Avis de tempête solaire sur le GPS et les réseaux cellulaires

Anthony Nelzin-Santos |

La NASA avait tiré la sonnette d'alarme et 2013 devait être l’année d’une tempête solaire historique et cataclysmique… qui n’est toujours pas arrivée. Le Soleil connaît néanmoins un pic d’activité qui pourrait avoir des conséquences sur nos équipements électroniques.






Les aurores boréales sont les manifestations les plus visibles de l’activité solaire. Image (cc) Jim Trodel.




En théorie, l’activité du Soleil est régie par un cycle d’une période moyenne de 11 ans ; en pratique, cette période peut varier de 10 à 13 ans. Ainsi, le 23e cycle (on compte les cycles depuis 1761), commencé en mai 1996, a fini avec un peu de retard en janvier 2008. Depuis, l’activité solaire a été remarquablement basse, mais le maximum du 24e cycle, dont l’annonce a de maintes fois été repoussée par la NASA, est en cours depuis le mois de mai.



Les images du satellite Solar Dynamics Observatory (SDO), placé en orbite héliosynchrone, permettent d’observer un des plus grands trous coronaux observés ces derniers mois. Plus précisément un trou coronal ouvert qui « éjecte » de la matière au-delà de la couronne solaire, formant ainsi un flux de plasma constitué d’ions et d’électrons que l’on appelle le vent solaire. L’épisode actuel pourrait être de suffisamment grande envergure pour déformer le bouclier magnétique de la Terre et ainsi provoquer des dégâts.






En bleu très foncé (couleurs simulées à partir d’une observation dans des longueurs d’onde du domaine ultraviolet), le trou coronal visible ces derniers jours. Image SDO.




Première victime, les satellites en haute altitude : « les satellites en orbite basse ne craignent pas grand-chose en cas de tempête, mais les satellites en orbite moyenne et les géostationnaires oui », explique Martin Fournier, doctorant en astrochimie à l’Université de Rennes 1. Or la plupart des satellites dédiés au positionnement (GPS, Glonass, Compass et Galileo) sont en orbite moyenne, et les satellites de télécommunication ou de télévision sont en orbite géostationnaire.



« Vu la fréquence rare de ce genre de phénomène » et puisqu’ils « sont de toute manière irradiés par les particules solaires », les satellites ne sont pas particulièrement protégés contre ce genre de phénomène. « Les blindages contre les radiations coûtent cher et sont lourds », donc ils ne sont utilisés que dans le cas de l’exploration spatiale, et encore avec une fiabilité toute relative (« s’il y avait eu une éruption pendant les missions Apollo, c’en aurait été fini du programme »).

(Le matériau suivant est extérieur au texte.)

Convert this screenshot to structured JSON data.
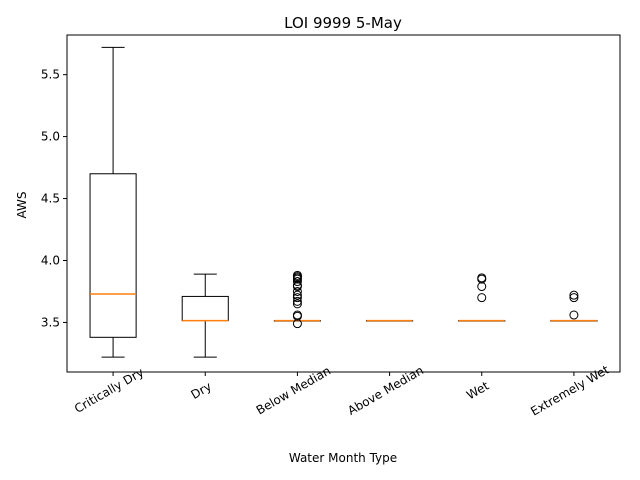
{
  "chart_data": {
    "type": "box",
    "title": "LOI 9999 5-May",
    "xlabel": "Water Month Type",
    "ylabel": "AWS",
    "ylim": [
      3.1,
      5.82
    ],
    "yticks": [
      "3.5",
      "4.0",
      "4.5",
      "5.0",
      "5.5"
    ],
    "grid": false,
    "colors": {
      "box": "#000000",
      "median": "#ff7f0e"
    },
    "boxes": [
      {
        "category": "Critically Dry",
        "whislo": 3.22,
        "q1": 3.38,
        "med": 3.73,
        "q3": 4.7,
        "whishi": 5.72,
        "fliers": []
      },
      {
        "category": "Dry",
        "whislo": 3.22,
        "q1": 3.515,
        "med": 3.515,
        "q3": 3.71,
        "whishi": 3.89,
        "fliers": []
      },
      {
        "category": "Below Median",
        "whislo": 3.515,
        "q1": 3.515,
        "med": 3.515,
        "q3": 3.515,
        "whishi": 3.515,
        "fliers": [
          3.49,
          3.55,
          3.56,
          3.65,
          3.67,
          3.7,
          3.72,
          3.75,
          3.79,
          3.8,
          3.83,
          3.85,
          3.86,
          3.87,
          3.88
        ]
      },
      {
        "category": "Above Median",
        "whislo": 3.515,
        "q1": 3.515,
        "med": 3.515,
        "q3": 3.515,
        "whishi": 3.515,
        "fliers": []
      },
      {
        "category": "Wet",
        "whislo": 3.515,
        "q1": 3.515,
        "med": 3.515,
        "q3": 3.515,
        "whishi": 3.515,
        "fliers": [
          3.7,
          3.79,
          3.85,
          3.86
        ]
      },
      {
        "category": "Extremely Wet",
        "whislo": 3.515,
        "q1": 3.515,
        "med": 3.515,
        "q3": 3.515,
        "whishi": 3.515,
        "fliers": [
          3.56,
          3.7,
          3.72
        ]
      }
    ]
  }
}
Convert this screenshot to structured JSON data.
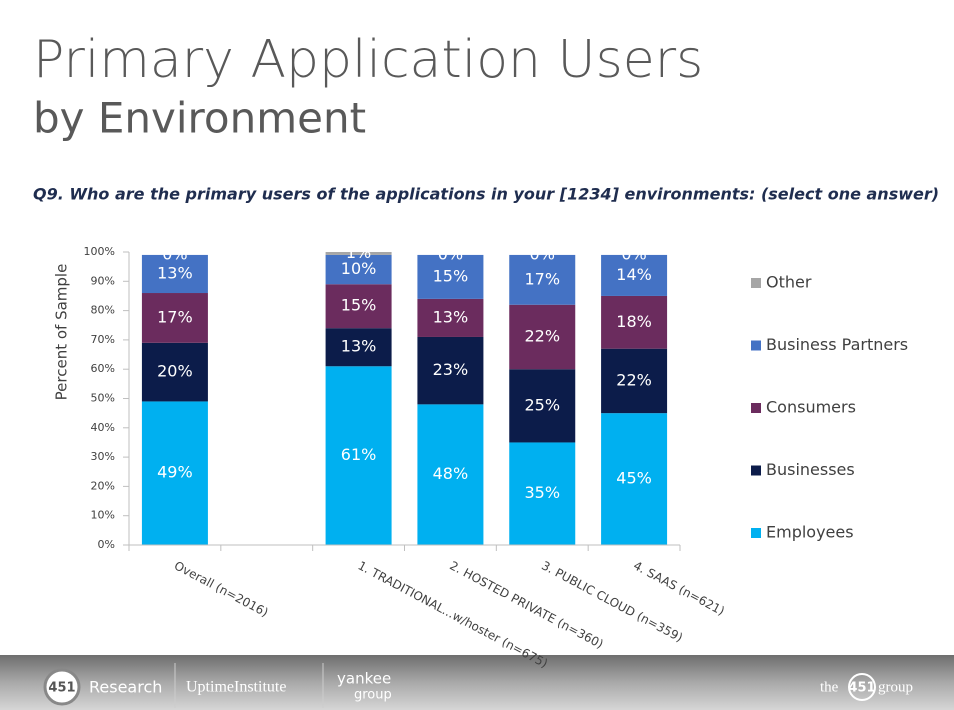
{
  "title": "Primary Application Users",
  "subtitle": "by Environment",
  "question": "Q9.  Who are the primary users of the applications in your [1234]  environments: (select one answer)",
  "footer": {
    "logos": [
      "451",
      "Research",
      "UptimeInstitute",
      "yankee",
      "group",
      "the",
      "451",
      "group"
    ]
  },
  "chart_data": {
    "type": "stacked-bar",
    "y_label": "Percent of Sample",
    "categories": [
      "Overall (n=2016)",
      null,
      "1. TRADITIONAL...w/hoster (n=675)",
      "2. HOSTED PRIVATE (n=360)",
      "3. PUBLIC CLOUD (n=359)",
      "4. SAAS (n=621)"
    ],
    "series": [
      {
        "name": "Employees",
        "color": "#00b0f0",
        "values": [
          49,
          null,
          61,
          48,
          35,
          45
        ],
        "value_labels": [
          "49%",
          null,
          "61%",
          "48%",
          "35%",
          "45%"
        ]
      },
      {
        "name": "Businesses",
        "color": "#0c1c4a",
        "values": [
          20,
          null,
          13,
          23,
          25,
          22
        ],
        "value_labels": [
          "20%",
          null,
          "13%",
          "23%",
          "25%",
          "22%"
        ]
      },
      {
        "name": "Consumers",
        "color": "#6b2c5e",
        "values": [
          17,
          null,
          15,
          13,
          22,
          18
        ],
        "value_labels": [
          "17%",
          null,
          "15%",
          "13%",
          "22%",
          "18%"
        ]
      },
      {
        "name": "Business Partners",
        "color": "#4472c4",
        "values": [
          13,
          null,
          10,
          15,
          17,
          14
        ],
        "value_labels": [
          "13%",
          null,
          "10%",
          "15%",
          "17%",
          "14%"
        ]
      },
      {
        "name": "Other",
        "color": "#a6a6a6",
        "values": [
          0,
          null,
          1,
          0,
          0,
          0
        ],
        "value_labels": [
          "0%",
          null,
          "1%",
          "0%",
          "0%",
          "0%"
        ]
      }
    ],
    "ylim": [
      0,
      100
    ],
    "yticks": [
      {
        "value": 0,
        "label": "0%"
      },
      {
        "value": 10,
        "label": "10%"
      },
      {
        "value": 20,
        "label": "20%"
      },
      {
        "value": 30,
        "label": "30%"
      },
      {
        "value": 40,
        "label": "40%"
      },
      {
        "value": 50,
        "label": "50%"
      },
      {
        "value": 60,
        "label": "60%"
      },
      {
        "value": 70,
        "label": "70%"
      },
      {
        "value": 80,
        "label": "80%"
      },
      {
        "value": 90,
        "label": "90%"
      },
      {
        "value": 100,
        "label": "100%"
      }
    ],
    "grid": false,
    "legend": "right"
  }
}
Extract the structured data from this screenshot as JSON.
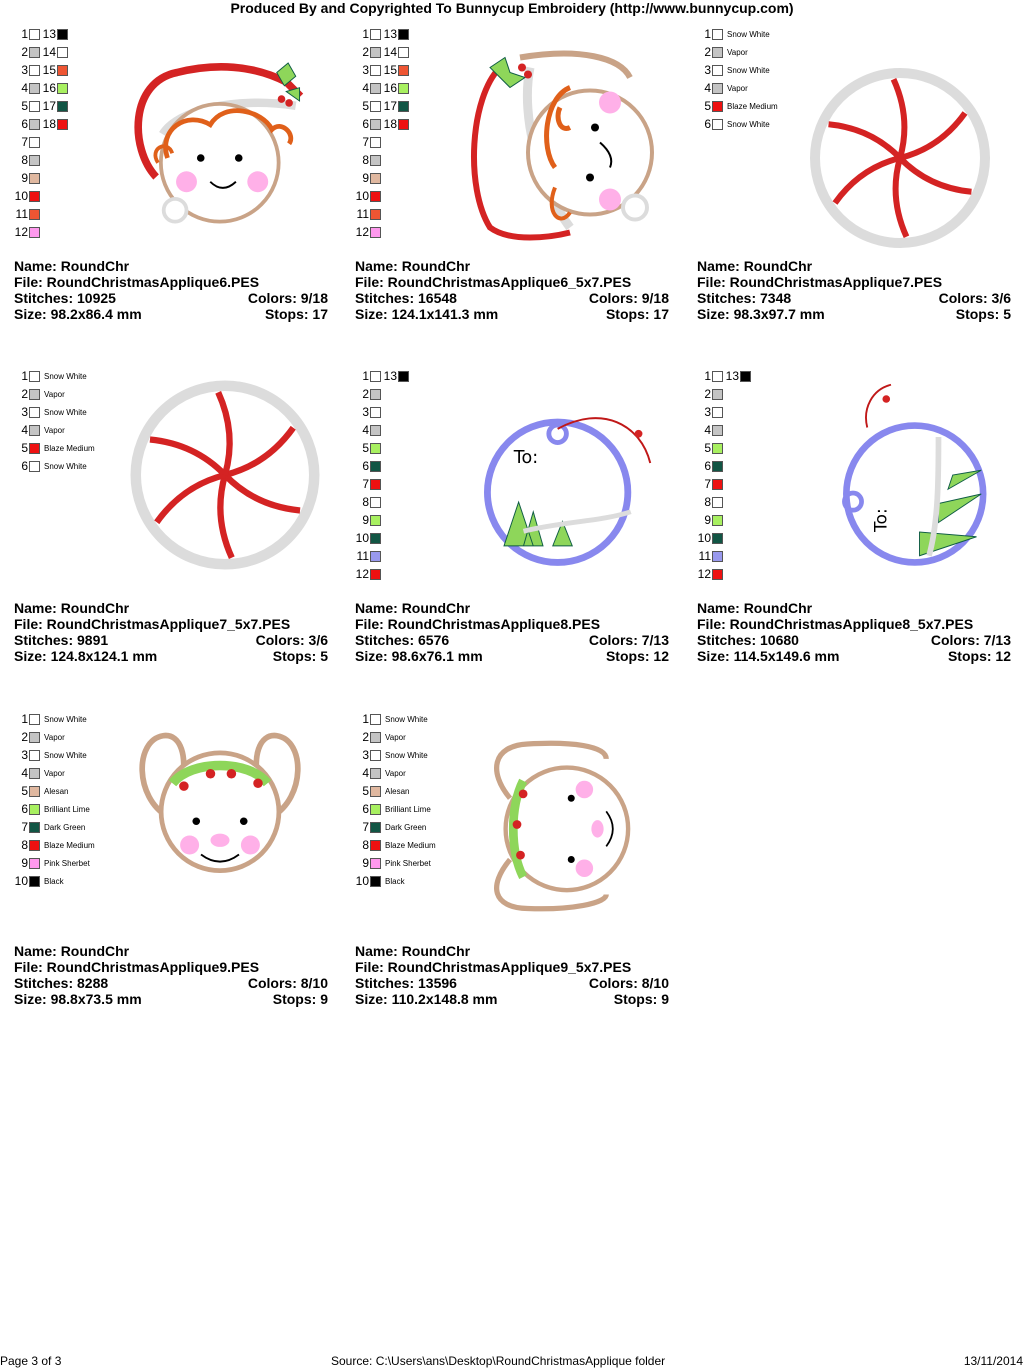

Les différentes altitudes des satellites (cliquez pour agrandir). Image (cc) Mark Mercer.




Deuxième victime, les équipements au sol : « les lignes électriques aériennes sont assez sensibles, [NdR : surtout les plus longues], de même que les relais de forte puissance (grosses antennes de télécommunication et de diffusion de la télévision…), car ils forment de grands champs électromagnétiques qui ont tendance à attirer les particules solaires chargées qui passent par là. » Les transformateurs électriques peuvent aussi être touchés, mais la perspective d’un black-out de plusieurs heures comme au Québec en 1989 est à écarter :




Les nombreux accidents au Canada s’expliquent par le nombre réduit de lignes très longues : la perte ou la déconnexion d’une unité de production conduit à la surcharge sur les autres nœuds du réseau et à un effondrement en chaîne du système. En France, les lignes et les centrales sont mieux réparties. On dit souvent que la Bretagne est mal desservie, mais ce qui arrête le mieux les rayonnements, c’est l’eau — et en Bretagne, ce n’est pas ce qui manque !




Que craindre, donc en cas de véritable tempête solaire ? Le GPS est assez résilient : il y a suffisamment de satellites de positionnement pour que le système tienne face à la perte de quelques satellites — et comme la plupart des équipements modernes (comme l’iPhone 4S et l’iPhone 5) voient aussi le Glonass, le risque de se retrouver complètement perdu est minimisé.



Des coupures ponctuelles de courant et du réseau cellulaire sont à prévoir, dont l’ampleur dépendra de la capacité des exploitants à rétablir le fonctionnement de leurs réseaux. En cas de « tempête du siècle », ce qui n’est a priori pas pour cette année, ce sera le principal problème, aux conséquences humaines et économiques potentiellement graves.



Enfin, rassurez-vous, vos propres appareils ne craignent rien : la plupart d’entre eux sont équipés de blindages internes qui font office de cage de Faraday. La coque tout en métal de l’iPhone 5 pourrait aussi le protéger un peu plus que le plastique de la plupart de ses concurrents.